Lorsqu’en cette aube du dimanche 2 août 1914, la cloche de l’église saint Marin se mit à sonner, nombreux furent les cressois qui, après un moment d’étonnement, saisirent la gravité de la situation. Depuis quelques jours, les nouvelles venant de Montpellier se faisaient l’écho de l’imminence d’un conflit armé entre la France et l’Allemagne. La cloche venait, sans la moindre pudeur, annoncer le placardage de l’ordre de mobilisation générale. De ce jour et pour la durée du conflit, environ quarante cressois répondirent présents pour défendre l’honneur et l’intégrité de la terre de France.
En montant dans le train qui, de la gare de Rondelet ou de Chaptal, à Montpellier, doit les les conduire, pour certains dans leur unité, pour d’autres directement au front, Léon, Gabriel, Jean, François, Antonin… sont convaincus de revenir, à défaut pour les vendanges, du moins pour Noël.

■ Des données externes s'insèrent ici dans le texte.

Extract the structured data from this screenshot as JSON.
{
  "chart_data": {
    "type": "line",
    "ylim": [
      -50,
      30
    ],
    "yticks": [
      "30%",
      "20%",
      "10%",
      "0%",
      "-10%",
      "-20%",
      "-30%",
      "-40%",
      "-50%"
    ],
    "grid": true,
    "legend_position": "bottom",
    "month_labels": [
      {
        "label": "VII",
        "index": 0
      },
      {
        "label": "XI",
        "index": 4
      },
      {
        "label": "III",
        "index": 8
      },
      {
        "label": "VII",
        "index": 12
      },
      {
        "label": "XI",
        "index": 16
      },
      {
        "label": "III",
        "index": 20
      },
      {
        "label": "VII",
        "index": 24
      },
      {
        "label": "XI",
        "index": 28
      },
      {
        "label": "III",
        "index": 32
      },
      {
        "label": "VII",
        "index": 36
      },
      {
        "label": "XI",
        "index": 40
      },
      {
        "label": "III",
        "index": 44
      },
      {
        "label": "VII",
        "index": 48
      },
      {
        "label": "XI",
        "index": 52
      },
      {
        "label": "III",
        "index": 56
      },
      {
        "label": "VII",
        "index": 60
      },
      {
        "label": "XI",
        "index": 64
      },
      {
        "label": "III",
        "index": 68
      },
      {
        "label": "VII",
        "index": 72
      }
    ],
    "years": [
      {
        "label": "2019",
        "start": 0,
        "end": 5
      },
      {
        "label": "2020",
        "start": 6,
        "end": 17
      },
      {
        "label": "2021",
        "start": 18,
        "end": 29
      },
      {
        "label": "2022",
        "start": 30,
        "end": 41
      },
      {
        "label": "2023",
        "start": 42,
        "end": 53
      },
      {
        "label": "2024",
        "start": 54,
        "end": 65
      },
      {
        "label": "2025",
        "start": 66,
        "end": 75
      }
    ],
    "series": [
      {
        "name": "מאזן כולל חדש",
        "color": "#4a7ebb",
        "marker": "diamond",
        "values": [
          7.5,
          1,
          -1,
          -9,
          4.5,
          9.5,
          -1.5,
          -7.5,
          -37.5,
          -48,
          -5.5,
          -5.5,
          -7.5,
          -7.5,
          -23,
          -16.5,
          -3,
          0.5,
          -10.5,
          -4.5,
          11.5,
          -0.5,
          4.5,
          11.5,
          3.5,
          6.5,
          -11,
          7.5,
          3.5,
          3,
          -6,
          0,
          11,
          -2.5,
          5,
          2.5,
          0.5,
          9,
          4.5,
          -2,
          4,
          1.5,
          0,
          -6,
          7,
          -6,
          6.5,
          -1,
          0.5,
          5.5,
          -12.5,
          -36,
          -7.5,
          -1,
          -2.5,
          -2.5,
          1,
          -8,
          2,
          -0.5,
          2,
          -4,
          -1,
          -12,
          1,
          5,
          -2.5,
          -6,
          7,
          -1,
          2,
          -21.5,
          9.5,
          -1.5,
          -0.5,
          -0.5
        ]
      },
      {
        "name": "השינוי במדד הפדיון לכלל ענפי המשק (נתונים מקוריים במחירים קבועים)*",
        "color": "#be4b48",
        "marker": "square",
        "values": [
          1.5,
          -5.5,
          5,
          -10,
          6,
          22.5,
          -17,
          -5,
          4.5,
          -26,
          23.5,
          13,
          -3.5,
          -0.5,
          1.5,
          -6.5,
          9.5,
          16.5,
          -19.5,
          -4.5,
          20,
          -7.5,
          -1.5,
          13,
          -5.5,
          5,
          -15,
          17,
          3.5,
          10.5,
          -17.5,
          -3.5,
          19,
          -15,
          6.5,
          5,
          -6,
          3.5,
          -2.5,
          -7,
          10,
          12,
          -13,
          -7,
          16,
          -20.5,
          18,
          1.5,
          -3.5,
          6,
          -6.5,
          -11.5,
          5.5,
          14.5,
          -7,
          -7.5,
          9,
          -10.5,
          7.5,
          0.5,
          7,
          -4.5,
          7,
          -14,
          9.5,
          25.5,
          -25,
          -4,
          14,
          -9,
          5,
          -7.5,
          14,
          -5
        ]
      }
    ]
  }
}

Mais les semaines passent, les mois se suivent, les années se succèdent, le conflit demeure et Le Crès se vide au rythme de la mobilisation de ses hommes de 18 aux 45 ans.
Désormais, sur les coteaux arides et rocailleux, ce sont les femmes qui poussent la charrue, taillent et vendangent. Ce sont elles encore qui cueillent les olives, entretiennent les modestes potagers et s’occupent des rares bêtes non encore réquisitionnées. Les enfants, les vieillards et les tâches ménagère leur prennent le reste du temps. Femmes de la terre, on les croirait aussi dures et froides que les pierres des maisons qu’elles retrouvent le soir venu. Mais dans l’aube naissante du lendemain, sur le chemin qui mène au puits devant la mairie, combien sont-elles à affronter cette nouvelle journée avec l’angoisse de recevoir la fatale annonce d’un mari, d’un fils, d’un frère, dont la chair sera à jamais meurtrie ou, pire, sacrifiée sur l’autel du suicide collectif dans lequel l’Europe et le monde se sont engouffrés ?
De ces années sombres, la mémoire cressoise n’a gardé que des souvenirs épars. Un ancien dont la famille avait payé un lourd tribut, me confiait :
« On était loin du front. Dans les journaux, les nouvelles n’étaient pas toujours objectives et les rares lettres que recevaient nos familles étaient censurées … » Il ajouta : « Quand au village, un des nôtres était de retour, même estropié, on avait un sentiment de gêne vis-à-vis de la veuve ou de l’orphelin. Quant aux revenants, comme ils se surnommaient eux-mêmes, ils racontaient leur guerre une bonne fois pour toute, puis tout le monde essayait d’oublier. » Il se tut. Ses yeux humidifiés par des larmes naissantes fixaient désormais un horizon de garrigue au-delà de la fenêtre du salon dans lequel il m’avait accueilli.
Posé sur le marbre froid d’une commode, seule relique familiale de cette période qu’il me contait, un cadre quelconque attira mon attention. Il contenait, en haut à gauche, la photo d’une tranchée de laquelle émergeait un poilu blessé et, à droite, celle d’une immense étendue hérissée de barbelés, parsemée de cadavres. Sous les photos, écrites à la plume et à l’encre violette, ces lignes : « Blessé, incapable de marcher, à demi inconscient, transpercé par l’éclat brulant de l’acier, dans le chaos d’une terre inhumaine, tu hurles ta douleur et prie le Ciel que cessent tes souffrances. Pour ton frère d’armes, mort pour que vive la France, oublié dans la bataille, pulvérisé par les obus, il n’y aura pas pour lui de tombe sur laquelle plus tard, au prix de millions de morts, la paix enfin revenue, nous viendrons prier. » Tout était dit.
De ce conflit, treize cressois ne reviendront pas. Conscient du droit au souvenir dont devaient bénéficier ces « enfants du Crès, morts pour la France au Champs d’Honneur » et du devoir de mémoire de la commune, le 11 avril 1921, le Conseil municipal délibérait en vue d’attribuer gracieusement un emplacement dans le cimetière pour permettre l’érection d’un monument commémoratif. La souscription ouverte pour financer ce monument, permit, grâce aux dons de 114 particuliers, de la participation de l’Union Sportive Cressoise, de la Société de Chasse, de la Société des Jeunes Filles et de la paroisse, de réunir la somme de 4614 francs.